Bug 7089 - CDATA escapes need to close upon --\s*!>
Summary: CDATA escapes need to close upon --\s*!>
Status: VERIFIED NEEDSINFO
Alias: None
Product: HTML WG
Classification: Unclassified
Component: pre-LC1 HTML5 spec (editor: Ian Hickson) (show other bugs)
Version: unspecified
Hardware: All All
: P2 normal
Target Milestone: ---
Assignee: Ian 'Hixie' Hickson
QA Contact: HTML WG Bugzilla archive list
URL: http://www.erc.gov.ph/
Whiteboard:
Keywords: NoReply
Depends on:
Blocks:
 
Reported: 2009-07-08 08:30 UTC by Henri Sivonen
Modified: 2010-10-04 14:56 UTC (History)
3 users (show)

See Also:


Attachments

Description Henri Sivonen 2009-07-08 08:30:27 UTC
Gecko bug https://bugzilla.mozilla.org/show_bug.cgi?id=502984

Compat with existing content seems to require CDATA escape to end with -- !>

Site: http://www.erc.gov.ph/
Comment 1 Henri Sivonen 2009-07-09 13:56:48 UTC
I think we should have a 'comment end space bang' state for comments that you can enter from 'comment end space'. This needs to be distinct from 'comment end bang' only in order to get the end of the comment data right.

Then we should have all the corresponding states for [R]CDATA escapes. (The spec currently doesn't have real states for espaces, but I elected to implement escapes as states anyway. See http://hg.mozilla.org/mozilla-central/file/0d2fc193cd1f/parser/html/nsHtml5Tokenizer.cpp#l2469 )
Comment 2 Ian 'Hixie' Hickson 2009-08-09 21:08:26 UTC
In markup:
Opera and IE8 do not terminate for either --!> or -- > or --! > or -- !>
Safari does not terminate for either -- > or --! > or -- !>, it does for --!>
HTML5 and HTML5 Gecko do not terminate for --! > or -- !>, but do for --!> and -- >

In script:
Opera and IE8 are as above.
Safari is the same as above.
HTML5 and HTML5 Gecko are like Opera and IE8.

The page in question:
   http://www.erc.gov.ph/
...renders differently in every browser I tried.

I am skeptical about making the crazy behaviour in raw text elements even crazier. It's already really hard to explain; making it harder seems bad. Are there many other pages affected by this?

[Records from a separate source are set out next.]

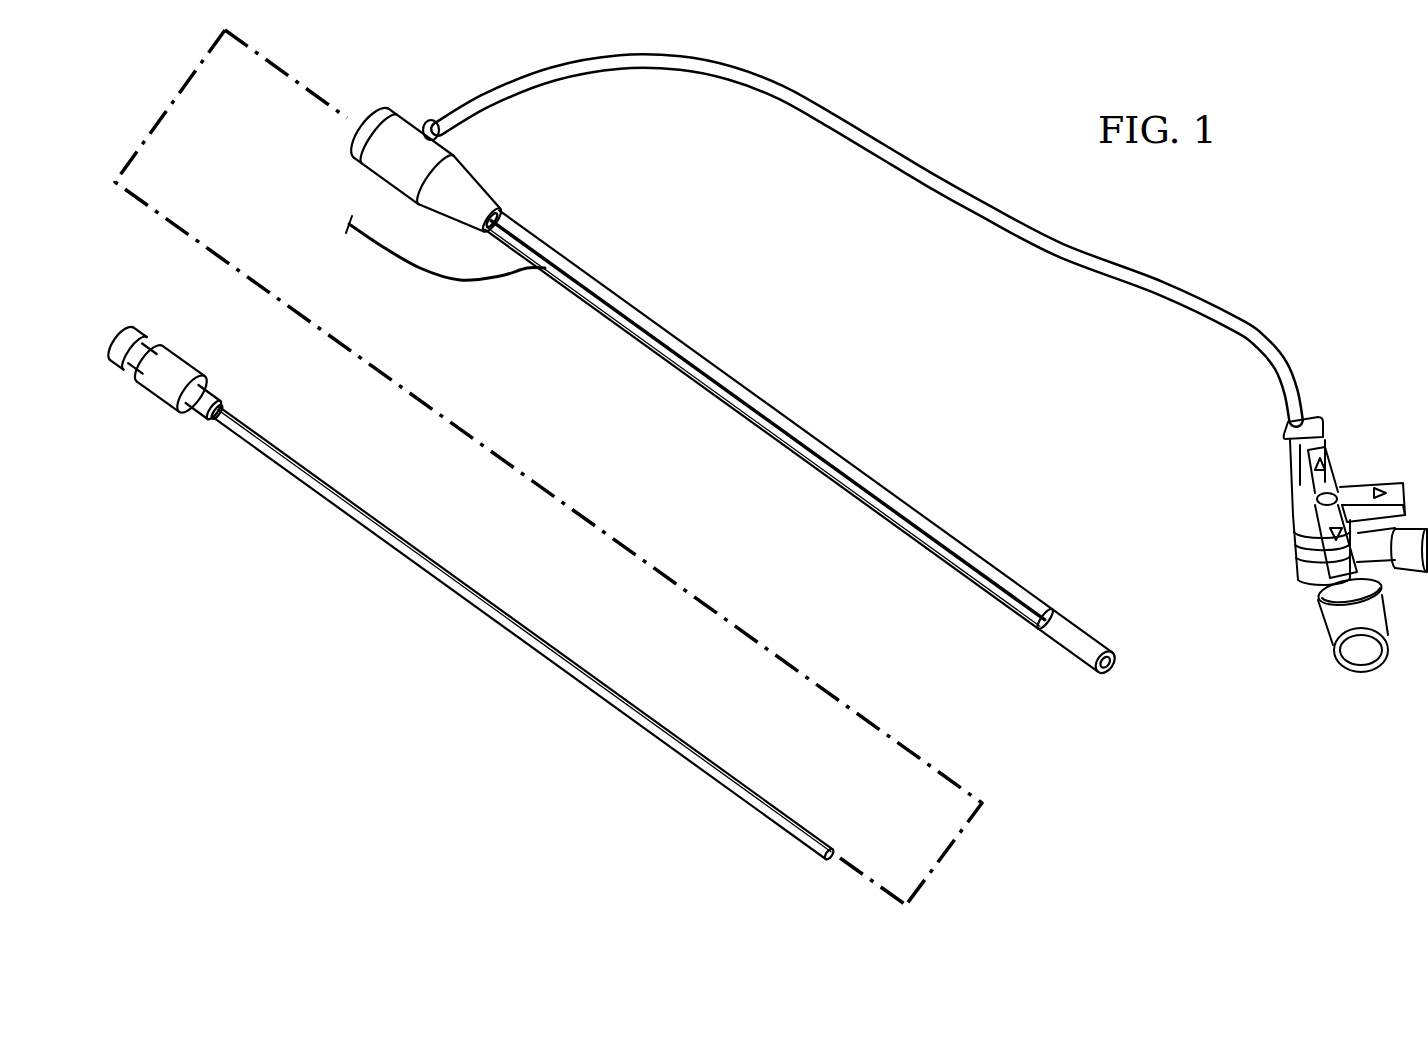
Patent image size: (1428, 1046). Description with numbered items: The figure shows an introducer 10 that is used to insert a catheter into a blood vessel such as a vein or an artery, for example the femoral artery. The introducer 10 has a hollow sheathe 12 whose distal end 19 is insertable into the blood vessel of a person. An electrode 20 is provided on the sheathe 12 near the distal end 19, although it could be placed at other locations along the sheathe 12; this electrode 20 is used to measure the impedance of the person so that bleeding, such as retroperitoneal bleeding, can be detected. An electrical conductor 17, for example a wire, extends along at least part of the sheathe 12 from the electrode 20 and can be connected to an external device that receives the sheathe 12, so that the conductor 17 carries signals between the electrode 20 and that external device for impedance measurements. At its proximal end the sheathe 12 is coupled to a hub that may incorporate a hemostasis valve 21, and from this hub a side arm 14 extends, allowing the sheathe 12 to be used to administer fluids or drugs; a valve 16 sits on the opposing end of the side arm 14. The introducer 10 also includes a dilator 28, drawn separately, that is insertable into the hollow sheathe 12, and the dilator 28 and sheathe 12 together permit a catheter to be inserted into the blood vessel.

The introducer 10 is at (1290, 184).
The hollow sheathe 12 is at (818, 442).
The side arm 14 is at (968, 199).
The valve 16 is at (1377, 437).
The electrical conductor 17 is at (393, 252).
The distal end 19 is at (1122, 672).
The electrode 20 is at (1046, 603).
The hemostasis valve 21 is at (391, 110).
The dilator 28 is at (118, 300).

I'd actually rather remove the --!>/-- > behaviour than add more crazy behaviour here.
Comment 3 Maciej Stachowiak 2010-03-14 14:48:25 UTC
This bug predates the HTML Working Group Decision Policy.

If you are satisfied with the resolution of this bug, please change the state of this bug to CLOSED. If you have additional information and would like the editor to reconsider, please reopen this bug. If you would like to escalate the issue to the full HTML Working Group, please add the TrackerRequest keyword to this bug, and suggest title and text for the tracker issue; or you may create a tracker issue yourself, if you are able to do so. For more details, see this document:
  http://dev.w3.org/html5/decision-policy/decision-policy.html

This bug is now being moved to VERIFIED. Please respond within two weeks. If this bug is not closed, reopened or escalated within two weeks, it may be marked as NoReply and will no longer be considered a pending comment.